Persino Dio (proprio il Dio dell’Antico Testamento, l’antagonista della storia, reso dai due autori con le caratteristiche peggiori di un politicante paraculo e vigliacco) veniva infine ucciso dal Santo degli Assassini, il Clint Eastwood personale di Ennis e Dillon, che da secoli era sulle sue tracce per vendetta. E una volta ucciso Dio, il Santo si sedeva sul trono celeste e si abbassava l’ala del cappello, in pieno stile western. Tutto questo – dagli intrecci, ai colpi di scena, al gran finale – perché in fondo Preacher non è mai stata altro che una reprise fuori tempo e romantica del western: tolti tutti gli elementi che l’hanno resa una delle serie di culto degli anni Novanta (e quindi lo splatter, il gore e le smargiassate), Preacher resta uno splendido e classico western, che però, mentre inneggia ai valori americani, cerca di denunciare le storture morali di quello stesso sistema di pensiero (e la cosa è resa chiarissima dal fatto che il protagonista, il reverendo Jesse Custer, come personale Grillo Parlante ha il fantasma del “Duca”, John Wayne, che non fa altro che consigliargli pose da duro e orgoglio come latte ogni mattina).

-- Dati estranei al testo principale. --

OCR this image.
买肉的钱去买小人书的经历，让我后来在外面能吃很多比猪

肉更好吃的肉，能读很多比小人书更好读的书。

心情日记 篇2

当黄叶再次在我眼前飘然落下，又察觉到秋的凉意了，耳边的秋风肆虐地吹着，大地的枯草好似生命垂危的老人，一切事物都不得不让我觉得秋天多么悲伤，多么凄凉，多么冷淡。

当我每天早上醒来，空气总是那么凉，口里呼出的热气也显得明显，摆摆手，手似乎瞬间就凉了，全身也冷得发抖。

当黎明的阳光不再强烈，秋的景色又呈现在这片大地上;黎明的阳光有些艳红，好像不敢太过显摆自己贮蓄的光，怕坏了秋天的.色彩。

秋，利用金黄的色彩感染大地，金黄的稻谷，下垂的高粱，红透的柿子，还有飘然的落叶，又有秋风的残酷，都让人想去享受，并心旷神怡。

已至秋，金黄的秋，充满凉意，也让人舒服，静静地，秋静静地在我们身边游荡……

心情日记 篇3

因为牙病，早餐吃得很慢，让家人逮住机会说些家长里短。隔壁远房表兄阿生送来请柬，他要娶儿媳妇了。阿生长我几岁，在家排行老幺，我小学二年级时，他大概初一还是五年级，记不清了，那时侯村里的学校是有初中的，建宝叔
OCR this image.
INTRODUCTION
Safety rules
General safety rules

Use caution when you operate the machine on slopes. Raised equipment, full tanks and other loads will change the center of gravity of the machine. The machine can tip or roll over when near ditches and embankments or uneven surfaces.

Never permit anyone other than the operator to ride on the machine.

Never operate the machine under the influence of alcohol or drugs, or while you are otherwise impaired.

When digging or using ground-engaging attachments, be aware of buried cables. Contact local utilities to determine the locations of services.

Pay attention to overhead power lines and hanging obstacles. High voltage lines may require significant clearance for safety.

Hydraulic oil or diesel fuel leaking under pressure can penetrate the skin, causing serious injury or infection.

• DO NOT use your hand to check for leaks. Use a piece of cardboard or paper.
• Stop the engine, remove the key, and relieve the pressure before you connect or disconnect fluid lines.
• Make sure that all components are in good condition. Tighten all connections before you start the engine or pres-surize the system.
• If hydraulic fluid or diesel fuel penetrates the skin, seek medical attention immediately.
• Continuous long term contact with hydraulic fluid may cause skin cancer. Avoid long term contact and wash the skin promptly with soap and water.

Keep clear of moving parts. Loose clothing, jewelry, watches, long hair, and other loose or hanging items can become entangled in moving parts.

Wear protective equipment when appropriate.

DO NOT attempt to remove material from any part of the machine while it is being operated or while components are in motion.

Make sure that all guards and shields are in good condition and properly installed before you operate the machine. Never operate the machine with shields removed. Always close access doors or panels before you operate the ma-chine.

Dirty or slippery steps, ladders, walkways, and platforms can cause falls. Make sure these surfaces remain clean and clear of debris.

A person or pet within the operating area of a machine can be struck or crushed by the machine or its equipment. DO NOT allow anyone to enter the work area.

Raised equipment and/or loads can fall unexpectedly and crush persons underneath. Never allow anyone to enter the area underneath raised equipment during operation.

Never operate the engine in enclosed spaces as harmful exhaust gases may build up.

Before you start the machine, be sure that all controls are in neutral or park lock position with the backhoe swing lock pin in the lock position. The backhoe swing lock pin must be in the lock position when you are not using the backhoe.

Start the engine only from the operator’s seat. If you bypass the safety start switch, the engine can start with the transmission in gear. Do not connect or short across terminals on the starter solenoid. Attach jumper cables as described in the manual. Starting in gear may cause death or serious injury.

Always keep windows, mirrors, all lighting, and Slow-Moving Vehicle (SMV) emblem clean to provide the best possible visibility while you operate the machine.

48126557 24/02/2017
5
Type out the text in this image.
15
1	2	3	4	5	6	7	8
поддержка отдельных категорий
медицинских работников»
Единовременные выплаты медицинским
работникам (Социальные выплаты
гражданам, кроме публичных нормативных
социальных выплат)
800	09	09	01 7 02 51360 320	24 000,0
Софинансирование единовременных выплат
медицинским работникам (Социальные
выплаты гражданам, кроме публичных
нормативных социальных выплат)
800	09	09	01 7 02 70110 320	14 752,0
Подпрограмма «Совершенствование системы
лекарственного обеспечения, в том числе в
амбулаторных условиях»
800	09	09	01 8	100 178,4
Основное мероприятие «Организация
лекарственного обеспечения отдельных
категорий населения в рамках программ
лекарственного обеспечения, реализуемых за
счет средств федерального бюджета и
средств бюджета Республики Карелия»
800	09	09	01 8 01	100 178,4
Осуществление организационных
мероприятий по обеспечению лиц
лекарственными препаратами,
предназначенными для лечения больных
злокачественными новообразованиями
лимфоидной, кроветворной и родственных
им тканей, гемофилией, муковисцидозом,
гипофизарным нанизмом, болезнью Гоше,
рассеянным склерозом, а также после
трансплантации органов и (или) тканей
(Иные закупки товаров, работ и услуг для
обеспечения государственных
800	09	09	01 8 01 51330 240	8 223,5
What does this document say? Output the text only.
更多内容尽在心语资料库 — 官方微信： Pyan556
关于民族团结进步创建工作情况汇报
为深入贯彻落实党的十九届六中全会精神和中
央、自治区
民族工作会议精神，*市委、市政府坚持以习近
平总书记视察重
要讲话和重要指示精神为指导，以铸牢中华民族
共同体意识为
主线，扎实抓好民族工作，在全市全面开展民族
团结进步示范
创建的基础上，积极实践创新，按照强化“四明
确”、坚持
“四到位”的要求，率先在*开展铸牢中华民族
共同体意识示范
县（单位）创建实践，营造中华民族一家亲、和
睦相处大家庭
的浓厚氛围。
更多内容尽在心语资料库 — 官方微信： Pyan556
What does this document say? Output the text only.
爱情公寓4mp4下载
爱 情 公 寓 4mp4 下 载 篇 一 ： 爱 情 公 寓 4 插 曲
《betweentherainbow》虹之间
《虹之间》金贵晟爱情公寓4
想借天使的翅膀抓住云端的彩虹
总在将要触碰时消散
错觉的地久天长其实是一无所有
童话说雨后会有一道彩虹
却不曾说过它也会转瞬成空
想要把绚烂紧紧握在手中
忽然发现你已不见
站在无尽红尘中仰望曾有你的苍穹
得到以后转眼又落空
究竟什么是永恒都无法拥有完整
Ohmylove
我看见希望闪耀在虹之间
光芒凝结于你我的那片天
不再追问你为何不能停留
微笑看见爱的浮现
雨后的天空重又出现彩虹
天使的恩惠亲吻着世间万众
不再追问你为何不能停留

Dalla fine di Preacher, e per un decennio circa, Ennis si è così messo a fare il “dissacratore” per eccellenza, e la maggior parte degli appassionati ha pensato che quello fosse il suo “stile”: dalle cose minori come Adventures in Rifle Brigade con Carlos Ezquerra, dove prende il suo genere preferito, i fumetti di guerra, e li trasforma in un burlesque demenziale, fino alle cose più importanti, come la sua gestione del Punisher Marvel, dove, sempre in coppia con Dillon, prova a replicare l’equilibrismo tra grottesco e autoriale di Preacher, ma la magia sembra riuscire solo nella prima stagione della serie (Bentornato, Frank), mentre, proseguendo, il racconto si sfalda sempre più nella direzione del comico-violento fine a se stesso. Il culmine di questa “ascesa discendente”, arriva poi – a parere di chi scrive – proprio con quello che oggi è il suo lavoro più famoso presso il grande pubblico, The Boys, realizzato con Darick Robertson, che prende i supereroi e li usa come metafora spietata di politica e società e che deve allo show televisivo Amazon la sua enorme diffusione. Mi tocca però dire (e un po’ con rammarico, da grande ammiratore della scrittura di Ennis quale sono), che la serie tv è decisamente superiore al fumetto, che spesso e volentieri si risolve solo in supereroi stupidi, cinici e violenti che compiono abusi di potere a sfondo sessuale.
Ma ecco che, nel 2008, con The Boys ancora in corso, Ennis se ne esce con una nuova serie, per i disegni di Jacen Burrows che cambia completamente la prospettiva del suo lavoro: Crossed, una distopia che rilegge il mito degli zombie per il XXI secolo, e che, inaspettatamente, ci consegna un Garth Ennis quasi antipodico rispetto a quello che avevamo conosciuto fino ad allora. La violenza c’è, come anche il linguaggio sboccato, e ci sono anche il gore e lo splatter (e quelli anzi, sono decisamente accentuati), ma la comicità è scomparsa, così come l’ironia, figurarsi il demenziale. Ennis è serio, molto serio, in quel suo mostrarci l’apocalisse che ha immaginato per il genere umano.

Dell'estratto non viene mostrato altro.